This example uses cURL but as you can run any image you like any level of complexity could be baked into the container and used as an alerter. Clearing the alert is as simple as removing the deployment and cleaning the agent from Sensu.

Selectively alerting namespaces

We found a common practice of a namespace per DTAP environment emerge, so decided to build into our plugin the ability to label a namespace to determine if it should be paging or not. With the label set to false the plugin will ‘fake’ an OK to the Sensu server.

It has never been easier for a developer on the team to turn off alerting on their pod for any reason.
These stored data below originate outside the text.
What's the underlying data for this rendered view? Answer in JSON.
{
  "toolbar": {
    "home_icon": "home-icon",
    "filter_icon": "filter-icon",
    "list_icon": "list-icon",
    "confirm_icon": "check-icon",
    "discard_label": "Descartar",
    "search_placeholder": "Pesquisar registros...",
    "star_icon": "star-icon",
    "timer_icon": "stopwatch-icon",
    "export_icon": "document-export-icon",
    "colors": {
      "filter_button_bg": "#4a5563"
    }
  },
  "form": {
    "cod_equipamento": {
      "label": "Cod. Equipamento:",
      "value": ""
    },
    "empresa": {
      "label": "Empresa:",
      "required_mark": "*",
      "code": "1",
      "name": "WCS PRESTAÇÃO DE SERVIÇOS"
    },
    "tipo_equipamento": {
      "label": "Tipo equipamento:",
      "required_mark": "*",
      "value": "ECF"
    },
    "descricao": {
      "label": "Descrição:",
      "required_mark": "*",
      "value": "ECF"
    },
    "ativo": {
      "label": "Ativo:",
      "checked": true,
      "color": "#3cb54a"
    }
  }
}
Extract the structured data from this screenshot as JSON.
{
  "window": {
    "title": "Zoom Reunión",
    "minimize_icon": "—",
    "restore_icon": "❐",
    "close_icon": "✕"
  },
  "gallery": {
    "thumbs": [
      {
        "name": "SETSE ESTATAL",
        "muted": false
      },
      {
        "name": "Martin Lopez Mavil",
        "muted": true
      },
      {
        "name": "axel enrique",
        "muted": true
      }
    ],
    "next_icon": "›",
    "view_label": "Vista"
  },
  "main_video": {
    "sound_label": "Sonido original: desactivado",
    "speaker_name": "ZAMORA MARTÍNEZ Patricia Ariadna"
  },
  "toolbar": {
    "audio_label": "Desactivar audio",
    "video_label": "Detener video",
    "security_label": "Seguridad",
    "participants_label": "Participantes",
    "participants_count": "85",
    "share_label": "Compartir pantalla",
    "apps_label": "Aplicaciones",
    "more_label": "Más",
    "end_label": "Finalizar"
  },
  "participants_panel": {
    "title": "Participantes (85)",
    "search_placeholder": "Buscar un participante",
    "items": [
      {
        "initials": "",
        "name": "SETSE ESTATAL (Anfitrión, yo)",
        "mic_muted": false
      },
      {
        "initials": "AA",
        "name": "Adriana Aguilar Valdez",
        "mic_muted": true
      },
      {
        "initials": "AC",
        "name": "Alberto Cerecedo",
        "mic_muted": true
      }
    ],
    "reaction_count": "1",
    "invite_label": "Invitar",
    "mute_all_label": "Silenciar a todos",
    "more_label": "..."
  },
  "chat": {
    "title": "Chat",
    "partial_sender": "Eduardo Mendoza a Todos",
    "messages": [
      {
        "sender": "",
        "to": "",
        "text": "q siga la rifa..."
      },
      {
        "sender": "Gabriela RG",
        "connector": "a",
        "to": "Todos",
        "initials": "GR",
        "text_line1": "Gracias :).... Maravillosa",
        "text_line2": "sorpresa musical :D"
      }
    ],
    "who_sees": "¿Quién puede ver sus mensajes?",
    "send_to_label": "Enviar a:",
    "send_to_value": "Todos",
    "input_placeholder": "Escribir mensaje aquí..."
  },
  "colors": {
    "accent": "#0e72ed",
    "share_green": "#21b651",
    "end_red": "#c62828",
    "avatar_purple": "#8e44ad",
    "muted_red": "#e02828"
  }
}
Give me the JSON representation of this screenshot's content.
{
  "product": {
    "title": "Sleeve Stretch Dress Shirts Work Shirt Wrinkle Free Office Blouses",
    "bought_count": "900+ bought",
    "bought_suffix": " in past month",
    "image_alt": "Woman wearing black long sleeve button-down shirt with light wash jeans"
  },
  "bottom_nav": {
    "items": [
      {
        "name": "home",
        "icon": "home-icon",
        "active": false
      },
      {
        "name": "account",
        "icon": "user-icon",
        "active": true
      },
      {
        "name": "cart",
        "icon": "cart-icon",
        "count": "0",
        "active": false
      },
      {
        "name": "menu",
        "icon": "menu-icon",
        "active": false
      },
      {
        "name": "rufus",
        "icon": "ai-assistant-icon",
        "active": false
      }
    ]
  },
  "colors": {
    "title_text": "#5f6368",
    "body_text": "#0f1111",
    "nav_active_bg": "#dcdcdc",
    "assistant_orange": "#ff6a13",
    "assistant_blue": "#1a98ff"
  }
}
All our alerts, which are available here, look for a “pagethis=true” label. If it’s changed to false the Sensu check will always return 0. No need to edit check config files or rerun Chef — it’s as easy as an API or kubectl command.

Keeping Sensu config configurable

Alerts must be simple to configure and easy to turn on and off. Where was the right place to do that? In the Sensu config, Kubernetes labels, or elsewhere?

We wanted it to be incredibly simple to add and edit our checks so we designed two different ways to achieve this. The first using a Kubernetes config map for the Sensu client config and the second using our check-k8s plugin described above to create ‘Readiness Probe’ checks.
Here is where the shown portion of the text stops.